Support for same-sex marriage remains at an all-time high in the U.S., with 71% of Americans in favor, according to Gallup, which has been tracking sentiments around same-sex marriage since 1996. Among Republicans, 49% are in favor of same-sex marriage, Gallup found.


Higdon was skeptical that nationwide support for same-sex marriage would affect the everyday lives of LGBTQ Tennesseans.


“Get on a plane and come here,” he said. “I will show you the reality of being a queer person in queer Appalachia.”


The enactment of the law comes amid an unparalleled number of challenges to LGBTQ rights nationwide.


State lawmakers across the country have introduced and passed a record number of anti-LGBTQ bills within the last few years, with many of them aimed at limiting the rights of trans people in particular.

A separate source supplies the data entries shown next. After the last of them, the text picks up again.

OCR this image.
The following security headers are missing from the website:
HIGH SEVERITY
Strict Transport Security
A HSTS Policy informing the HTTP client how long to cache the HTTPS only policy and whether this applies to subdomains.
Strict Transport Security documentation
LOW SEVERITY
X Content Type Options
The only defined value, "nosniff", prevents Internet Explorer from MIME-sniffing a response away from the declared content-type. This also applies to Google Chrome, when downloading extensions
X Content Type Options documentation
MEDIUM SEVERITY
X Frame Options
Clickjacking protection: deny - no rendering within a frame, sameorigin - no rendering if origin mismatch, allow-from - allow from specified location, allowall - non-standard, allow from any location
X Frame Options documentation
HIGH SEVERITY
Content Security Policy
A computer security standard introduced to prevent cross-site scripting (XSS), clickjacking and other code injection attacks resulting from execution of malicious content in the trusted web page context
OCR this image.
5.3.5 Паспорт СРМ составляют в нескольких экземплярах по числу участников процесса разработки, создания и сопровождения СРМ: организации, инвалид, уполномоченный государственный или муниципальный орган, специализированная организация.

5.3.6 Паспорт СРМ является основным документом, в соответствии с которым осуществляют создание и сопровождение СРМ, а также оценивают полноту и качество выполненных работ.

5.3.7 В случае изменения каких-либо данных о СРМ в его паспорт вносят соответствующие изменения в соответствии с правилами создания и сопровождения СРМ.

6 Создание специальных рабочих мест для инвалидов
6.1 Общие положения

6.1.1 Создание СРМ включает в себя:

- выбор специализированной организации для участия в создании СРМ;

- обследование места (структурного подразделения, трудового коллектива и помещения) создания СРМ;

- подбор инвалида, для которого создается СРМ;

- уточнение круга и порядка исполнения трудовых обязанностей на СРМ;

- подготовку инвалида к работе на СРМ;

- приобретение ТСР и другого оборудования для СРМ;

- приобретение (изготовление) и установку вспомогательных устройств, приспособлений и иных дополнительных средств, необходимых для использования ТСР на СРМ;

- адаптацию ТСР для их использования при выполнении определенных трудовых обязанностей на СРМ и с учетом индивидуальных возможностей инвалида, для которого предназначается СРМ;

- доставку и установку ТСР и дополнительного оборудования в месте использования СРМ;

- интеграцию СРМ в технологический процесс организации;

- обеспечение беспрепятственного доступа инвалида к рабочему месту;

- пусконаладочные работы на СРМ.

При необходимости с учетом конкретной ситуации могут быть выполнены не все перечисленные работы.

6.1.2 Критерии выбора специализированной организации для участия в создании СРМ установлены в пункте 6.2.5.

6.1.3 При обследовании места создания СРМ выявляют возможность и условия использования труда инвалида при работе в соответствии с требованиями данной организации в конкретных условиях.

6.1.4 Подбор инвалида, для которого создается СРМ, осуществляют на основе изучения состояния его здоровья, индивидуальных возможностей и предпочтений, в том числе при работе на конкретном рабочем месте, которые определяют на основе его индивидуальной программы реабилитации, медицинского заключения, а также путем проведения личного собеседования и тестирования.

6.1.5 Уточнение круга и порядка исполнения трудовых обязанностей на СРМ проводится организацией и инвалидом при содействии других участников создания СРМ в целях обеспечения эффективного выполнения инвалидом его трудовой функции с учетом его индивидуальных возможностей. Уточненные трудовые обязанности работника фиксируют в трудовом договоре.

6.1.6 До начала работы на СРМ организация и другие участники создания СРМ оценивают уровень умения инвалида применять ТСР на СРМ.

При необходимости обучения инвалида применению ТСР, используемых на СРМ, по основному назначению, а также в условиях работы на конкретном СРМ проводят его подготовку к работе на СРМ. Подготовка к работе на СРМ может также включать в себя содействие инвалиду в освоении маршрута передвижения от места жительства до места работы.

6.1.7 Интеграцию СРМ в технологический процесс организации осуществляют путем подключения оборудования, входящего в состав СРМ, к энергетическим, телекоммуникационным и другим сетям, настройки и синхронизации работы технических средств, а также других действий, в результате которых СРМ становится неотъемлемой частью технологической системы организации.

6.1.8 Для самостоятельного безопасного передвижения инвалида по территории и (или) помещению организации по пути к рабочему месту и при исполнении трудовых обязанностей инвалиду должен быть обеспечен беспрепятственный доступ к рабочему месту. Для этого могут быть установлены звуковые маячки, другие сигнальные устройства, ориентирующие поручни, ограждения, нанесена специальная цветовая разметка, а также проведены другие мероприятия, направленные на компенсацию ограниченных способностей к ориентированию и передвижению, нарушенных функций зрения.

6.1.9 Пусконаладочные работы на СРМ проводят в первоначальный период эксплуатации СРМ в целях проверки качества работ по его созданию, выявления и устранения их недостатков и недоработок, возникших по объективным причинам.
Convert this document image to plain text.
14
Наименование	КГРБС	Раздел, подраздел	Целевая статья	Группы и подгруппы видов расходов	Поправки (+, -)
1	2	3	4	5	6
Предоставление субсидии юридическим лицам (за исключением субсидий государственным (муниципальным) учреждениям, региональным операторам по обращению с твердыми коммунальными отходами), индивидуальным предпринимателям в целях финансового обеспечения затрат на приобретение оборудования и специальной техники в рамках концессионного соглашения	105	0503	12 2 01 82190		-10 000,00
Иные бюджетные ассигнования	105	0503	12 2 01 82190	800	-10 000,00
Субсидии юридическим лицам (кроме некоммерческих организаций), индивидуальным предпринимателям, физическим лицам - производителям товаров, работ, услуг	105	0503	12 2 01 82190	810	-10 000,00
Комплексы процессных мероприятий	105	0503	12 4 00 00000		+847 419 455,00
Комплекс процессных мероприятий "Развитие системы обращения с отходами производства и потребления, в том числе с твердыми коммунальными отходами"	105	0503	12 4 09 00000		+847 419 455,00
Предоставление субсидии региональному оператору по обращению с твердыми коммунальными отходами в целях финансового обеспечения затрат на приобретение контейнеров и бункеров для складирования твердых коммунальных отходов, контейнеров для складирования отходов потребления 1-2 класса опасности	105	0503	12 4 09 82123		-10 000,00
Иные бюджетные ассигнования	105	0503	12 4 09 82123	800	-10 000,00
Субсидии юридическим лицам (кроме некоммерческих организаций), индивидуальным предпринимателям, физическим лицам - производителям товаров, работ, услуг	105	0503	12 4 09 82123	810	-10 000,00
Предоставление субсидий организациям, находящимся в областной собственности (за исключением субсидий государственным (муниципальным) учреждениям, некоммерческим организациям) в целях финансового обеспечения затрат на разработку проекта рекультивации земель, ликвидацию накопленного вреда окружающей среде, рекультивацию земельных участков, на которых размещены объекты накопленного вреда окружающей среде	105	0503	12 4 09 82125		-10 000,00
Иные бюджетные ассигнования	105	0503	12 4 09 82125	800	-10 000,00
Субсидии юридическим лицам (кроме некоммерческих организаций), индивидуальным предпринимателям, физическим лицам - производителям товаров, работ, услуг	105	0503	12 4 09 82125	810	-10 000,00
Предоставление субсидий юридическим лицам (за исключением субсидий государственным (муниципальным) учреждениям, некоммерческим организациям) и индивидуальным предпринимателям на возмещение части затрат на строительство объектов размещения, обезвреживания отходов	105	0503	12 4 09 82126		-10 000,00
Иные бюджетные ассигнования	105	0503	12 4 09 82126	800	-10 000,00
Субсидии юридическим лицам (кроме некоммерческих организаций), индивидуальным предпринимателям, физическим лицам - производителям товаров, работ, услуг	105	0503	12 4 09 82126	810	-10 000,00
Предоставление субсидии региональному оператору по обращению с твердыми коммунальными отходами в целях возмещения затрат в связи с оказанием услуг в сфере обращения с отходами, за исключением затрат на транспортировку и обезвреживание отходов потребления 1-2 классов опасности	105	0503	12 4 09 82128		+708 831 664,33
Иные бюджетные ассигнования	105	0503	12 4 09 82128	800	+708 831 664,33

Last year, legislators introduced more than 500 anti-LGBTQ bills, including 75 that were signed into law, according to a tally by the ACLU. The ACLU is currently tracking more than 440 anti-LGBTQ measures introduced in state legislatures so far this year.


Tennessee has emerged as one of the most restrictive states in regards to LGBTQ rights.


Several of the laws Tennessee has enacted include a measure that restricts gender affirming care for trans children and legislation that limits trans athletes’ participation in school sports. Last year, Tennessee became the first state in the nation to enact a law aimed at limiting drag queens from performing in the state before the law was later struck down in court.